Losinksi wanted details on use of the ED at CGH. He asked the administrative resident, Aniysha Patel, to gather data to identify use rates for persons repeatedly admitted to the ED. The findings that Patel gave to Losinski two weeks later were not as extreme as those reported from central Texas; however, they did show that a few persons were repeatedly admitted to the ED and accounted for hundreds of visits in the past year. The clinical details were not immediately available, but a superficial review of the admitting diagnoses suggested that most admissions involved persons with minor, nonspecific medical problems—persons commonly known as the “worried well.” Although Scott was correct that Medicaid covered the majority of costs, the fact remained that over $200,000 each year was not reimbursed to CGH. Were that money available, it could go directly to the bottom line and could be used for enhancements to health initiatives for the community. In addition, repeated admissions to the ED contributed to crowding, treatment delays, and general dissatisfaction for other patients.

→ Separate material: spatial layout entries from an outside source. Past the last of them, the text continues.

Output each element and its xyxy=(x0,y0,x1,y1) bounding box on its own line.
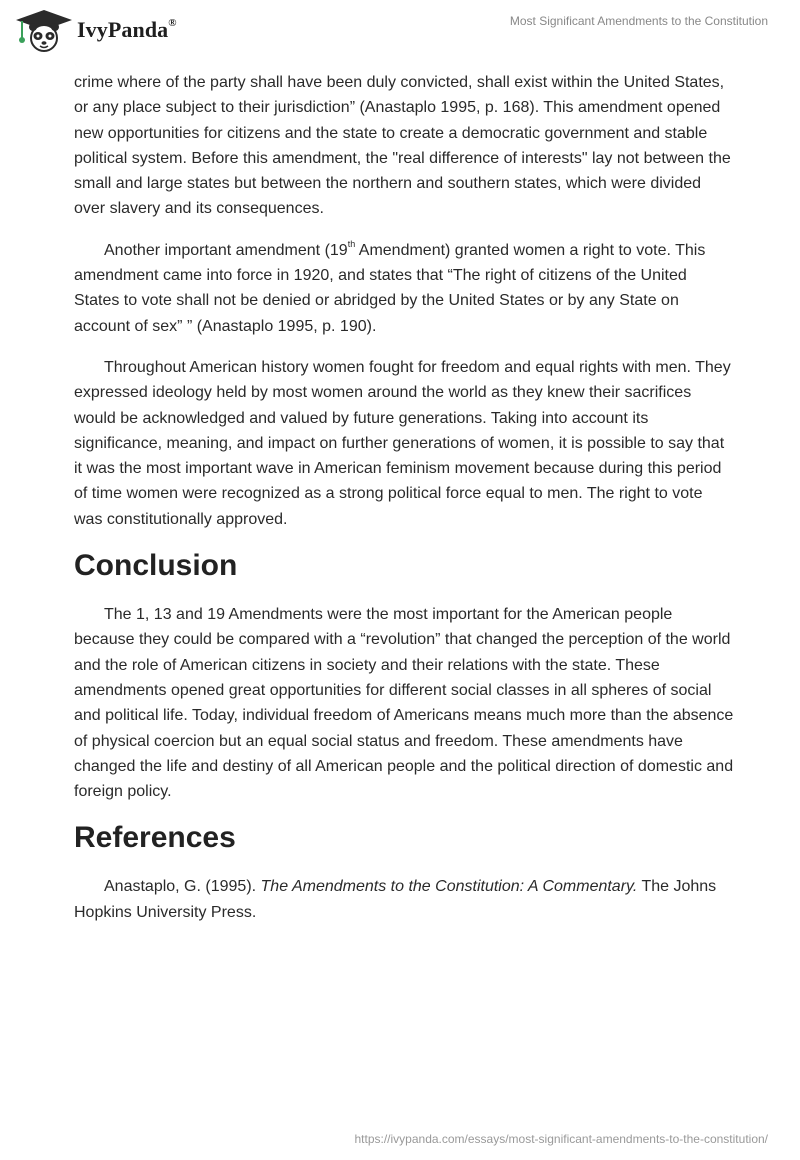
reference-author: Anastaplo, G. (1995). xyxy=(104,878,261,896)
paragraph-3: Throughout American history women fought for freedom and equal rights with men. They expressed ideology held by most women around the world as they knew their sacrifices would be acknowledged and valued by future generations. Taking into account its significance, meaning, and impact on further generations of women, it is possible to say that it was the most important wave in American feminism movement because during this period of time women were recognized as a strong political force equal to men. The right to vote was constitutionally approved. xyxy=(74,358,731,528)
panda-icon xyxy=(14,8,74,52)
conclusion-paragraph: The 1, 13 and 19 Amendments were the most important for the American people because they could be compared with a “revolution” that changed the perception of the world and the role of American citizens in society and their relations with the state. These amendments opened great opportunities for different social classes in all spheres of social and political life. Today, individual freedom of Americans means much more than the absence of physical coercion but an equal social status and freedom. These amendments have changed the life and destiny of all American people and the political direction of domestic and foreign policy. xyxy=(74,606,734,801)
reference-title: The Amendments to the Constitution: A Commentary. xyxy=(260,878,638,896)
reference-entry xyxy=(74,874,734,925)
document-title: Most Significant Amendments to the Constitution xyxy=(509,14,768,28)
conclusion-heading: Conclusion xyxy=(74,549,238,583)
brand-text: IvyPanda xyxy=(77,17,169,42)
paragraph-2-part-b: Amendment) granted women a right to vote. This amendment came into force in 1920, and states that “The right of citizens of the United States to vote shall not be denied or abridged by the United States or by any State on account of sex” ” (Anastaplo 1995, p. 190). xyxy=(74,241,706,335)
registered-mark: ® xyxy=(168,16,177,29)
paragraph-2 xyxy=(74,238,734,339)
ivypanda-logo[interactable] xyxy=(14,8,177,52)
reference-publisher: The Johns Hopkins University Press. xyxy=(74,878,717,921)
paragraph-2-part-a: Another important amendment (19 xyxy=(104,241,348,259)
source-url[interactable]: https://ivypanda.com/essays/most-significant-amendments-to-the-constitution/ xyxy=(354,1132,768,1146)
references-heading: References xyxy=(74,821,236,855)
paragraph-1: crime where of the party shall have been duly convicted, shall exist within the United States, or any place subject to their jurisdiction” (Anastaplo 1995, p. 168). This amendment opened new opportunities for citizens and the state to create a democratic government and stable political system. Before this amendment, the "real difference of interests" lay not between the small and large states but between the northern and southern states, which were divided over slavery and its consequences. xyxy=(74,74,731,218)
brand-name xyxy=(77,17,177,43)
ordinal-superscript: th xyxy=(347,239,356,250)
essay-content xyxy=(74,70,734,941)
page-header xyxy=(0,0,800,60)
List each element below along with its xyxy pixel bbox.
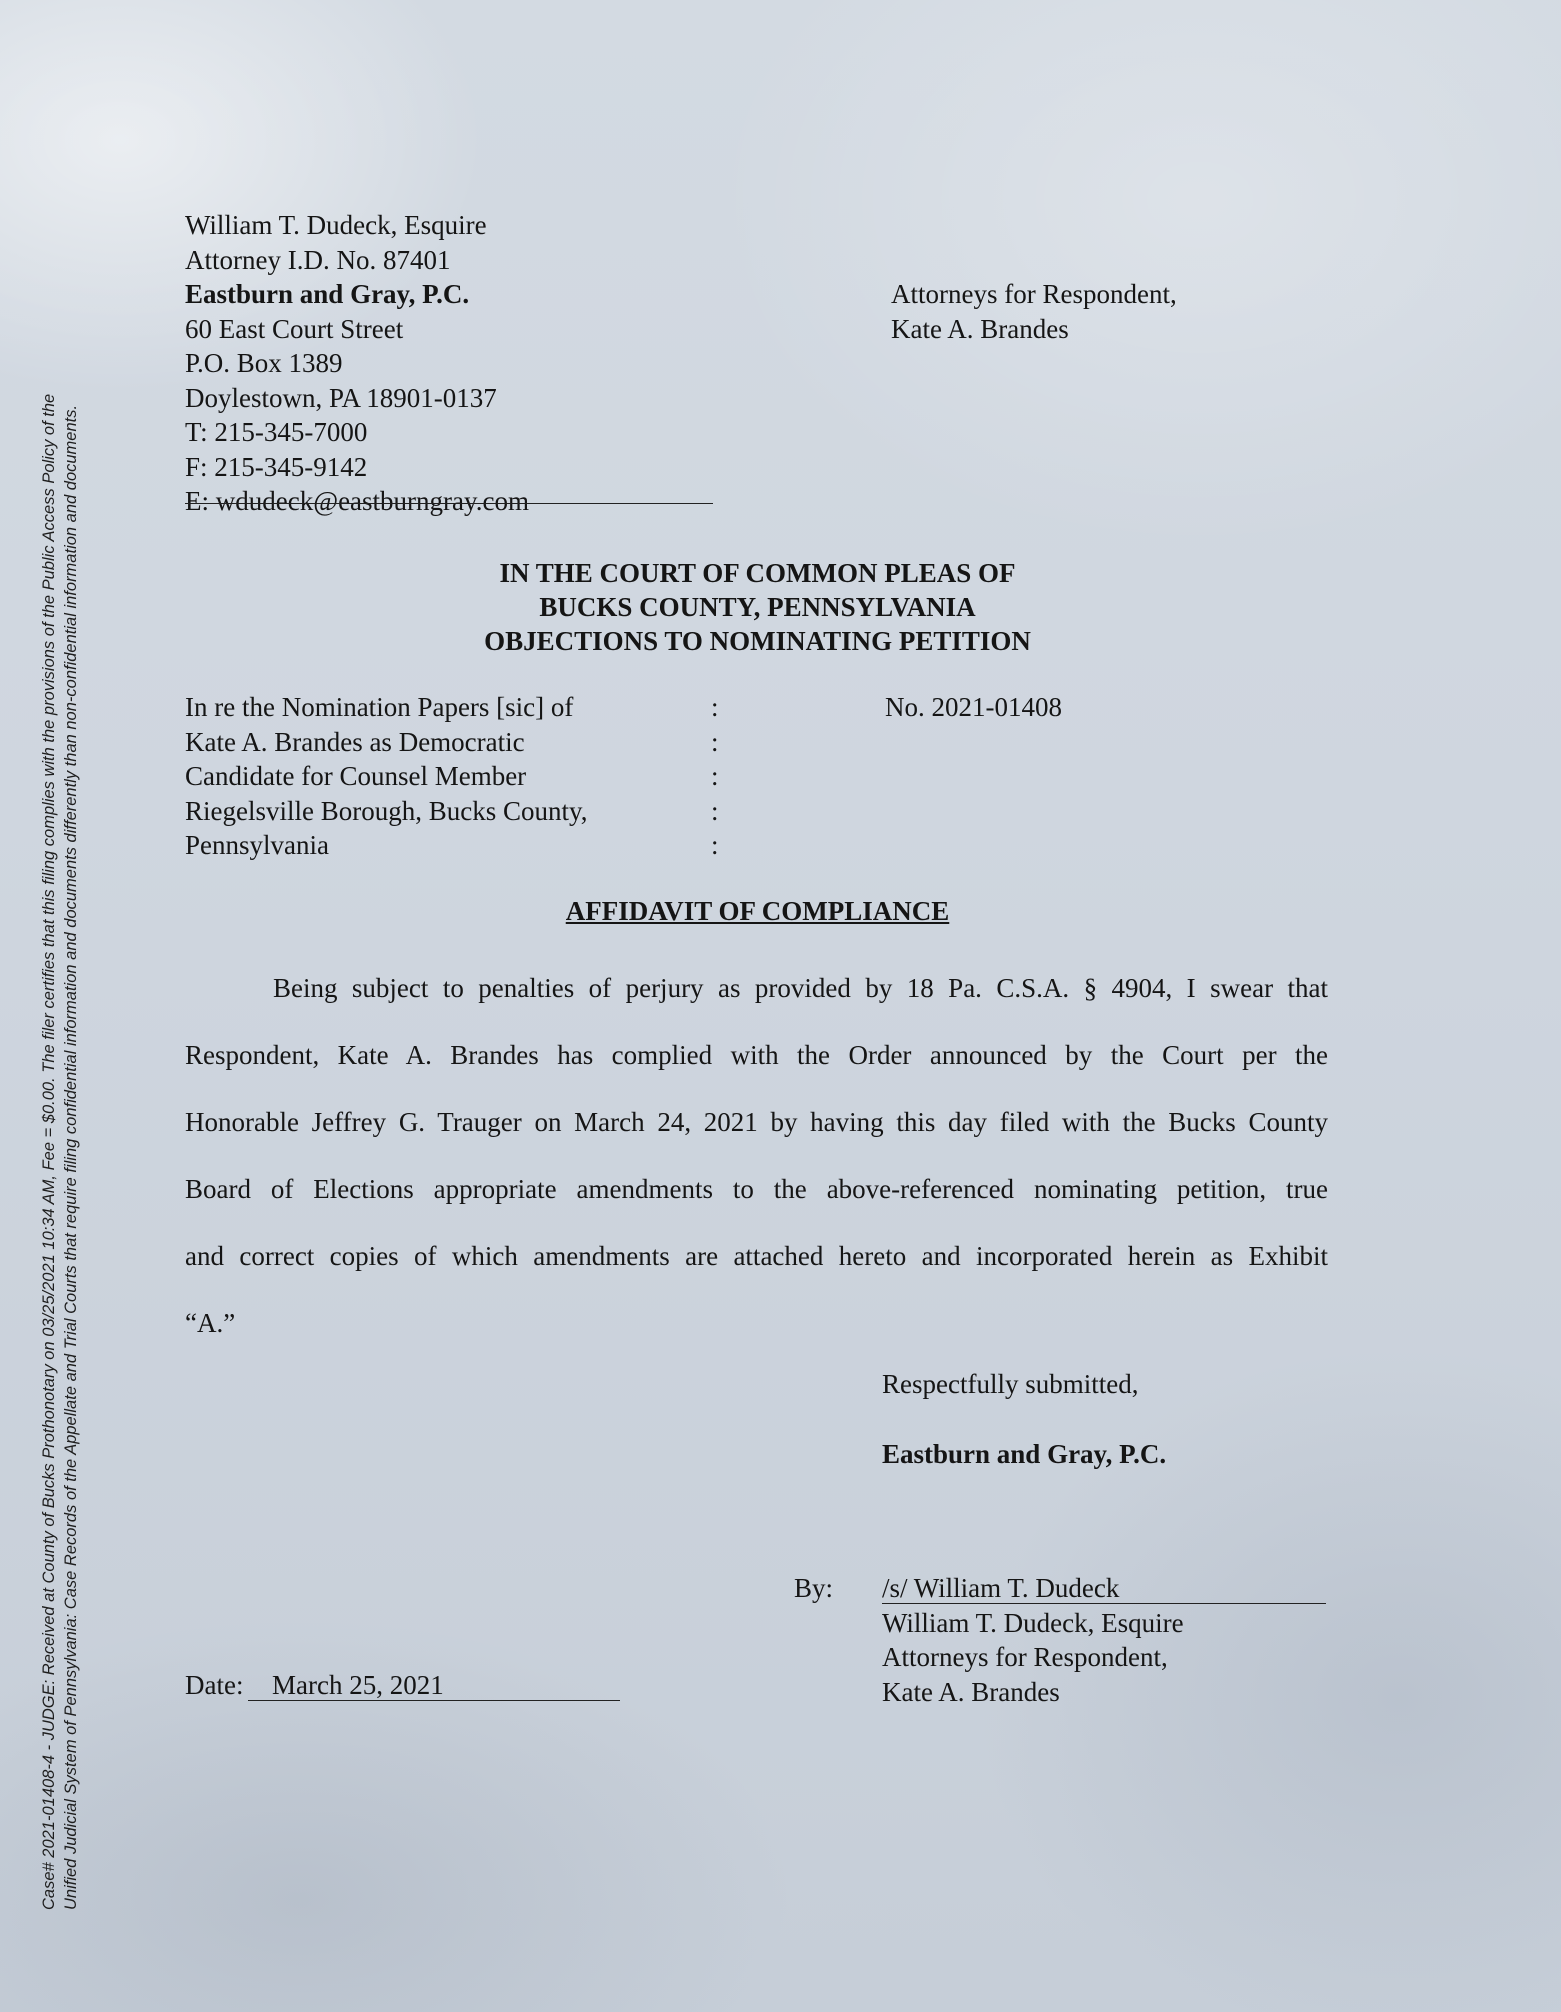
court-heading [300,556,1215,658]
attorney-header [185,208,529,519]
court-line-3: OBJECTIONS TO NOMINATING PETITION [484,626,1031,656]
body-line-4: Board of Elections appropriate amendments to the above-referenced nominating petition, true [185,1174,1328,1204]
filing-stamp-line-1: Case# 2021-01408-4 - JUDGE: Received at County of Bucks Prothonotary on 03/25/2021 10:34 AM, Fee = $0.00. The filer certifies that this filing complies with the provisions of the Public Access Policy of the [40,393,58,1910]
caption-divider [711,690,719,863]
affidavit-body [185,955,1328,1357]
representation-note [891,277,1177,346]
caption-line-3: Candidate for Counsel Member [185,761,527,791]
affidavit-title: AFFIDAVIT OF COMPLIANCE [565,896,950,926]
body-line-2: Respondent, Kate A. Brandes has complied with the Order announced by the Court per the [185,1040,1328,1070]
signature-underline [882,1603,1326,1604]
date-value: March 25, 2021 [272,1670,444,1700]
firm-fax: F: 215-345-9142 [185,451,368,482]
closing-firm: Eastburn and Gray, P.C. [882,1439,1167,1469]
firm-email: E: wdudeck@eastburngray.com [185,486,529,516]
signature-block [882,1571,1184,1709]
electronic-signature: /s/ William T. Dudeck [882,1573,1120,1603]
caption-line-2: Kate A. Brandes as Democratic [185,726,525,757]
case-caption [185,690,587,863]
firm-po-box: P.O. Box 1389 [185,348,343,378]
firm-city: Doylestown, PA 18901-0137 [185,382,497,413]
caption-line-1: In re the Nomination Papers [sic] of [185,692,574,722]
body-line-5: and correct copies of which amendments are attached hereto and incorporated herein as Exhibit [185,1241,1328,1271]
court-line-1: IN THE COURT OF COMMON PLEAS OF [499,558,1016,588]
representation-client: Kate A. Brandes [891,313,1069,344]
representation-role: Attorneys for Respondent, [891,279,1177,309]
attorney-name: William T. Dudeck, Esquire [185,210,487,240]
signer-role: Attorneys for Respondent, [882,1642,1168,1672]
body-line-1: Being subject to penalties of perjury as provided by 18 Pa. C.S.A. § 4904, I swear that [273,973,1328,1003]
filing-stamp [38,30,82,1910]
caption-colon: : [711,830,719,860]
signer-name: William T. Dudeck, Esquire [882,1607,1184,1638]
email-underline [185,503,713,504]
court-line-2: BUCKS COUNTY, PENNSYLVANIA [539,592,976,622]
closing-salutation: Respectfully submitted, [882,1369,1139,1399]
filing-stamp-line-2: Unified Judicial System of Pennsylvania: Case Records of the Appellate and Trial Courts that require filing confidential information and documents differently than non-confidential information and documents. [62,404,80,1910]
date-underline [248,1700,620,1701]
body-line-6: “A.” [185,1308,236,1338]
caption-line-5: Pennsylvania [185,830,329,860]
date-label: Date: [185,1670,244,1700]
caption-colon: : [711,795,719,826]
signer-client: Kate A. Brandes [882,1676,1060,1707]
firm-name: Eastburn and Gray, P.C. [185,279,470,309]
caption-line-4: Riegelsville Borough, Bucks County, [185,795,588,826]
firm-street: 60 East Court Street [185,313,404,344]
caption-colon: : [711,761,719,791]
body-line-3: Honorable Jeffrey G. Trauger on March 24, 2021 by having this day filed with the Bucks County [185,1107,1328,1137]
case-number: No. 2021-01408 [885,692,1062,722]
caption-colon: : [711,726,719,757]
caption-colon: : [711,692,719,722]
attorney-id: Attorney I.D. No. 87401 [185,244,451,275]
by-label: By: [794,1573,834,1603]
firm-phone: T: 215-345-7000 [185,417,368,447]
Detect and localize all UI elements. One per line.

Losinski presented the data to his executive committee, which includes all vice presidents, the director of development, and the elected president of the medical staff. The responses ran the gamut from “So what?” to “Wow, this is worse than I imagined.” Losinski was bemused by the disparity of views. He had thought there would have been an almost immediate consensus that this was a problem needing a solution. The financial margins for CGH were already very thin, and the future for higher reimbursement was not bright. A concern echoed by several at the meeting was the requirement of the federal Emergency Medical Treatment and Active Labor Act (EMTALA) that all persons who present at an ED that receives federal reimbursement for services must be treated and stabilized.
Losinski asked his senior management team for recommendations to address the problem of ED overuse.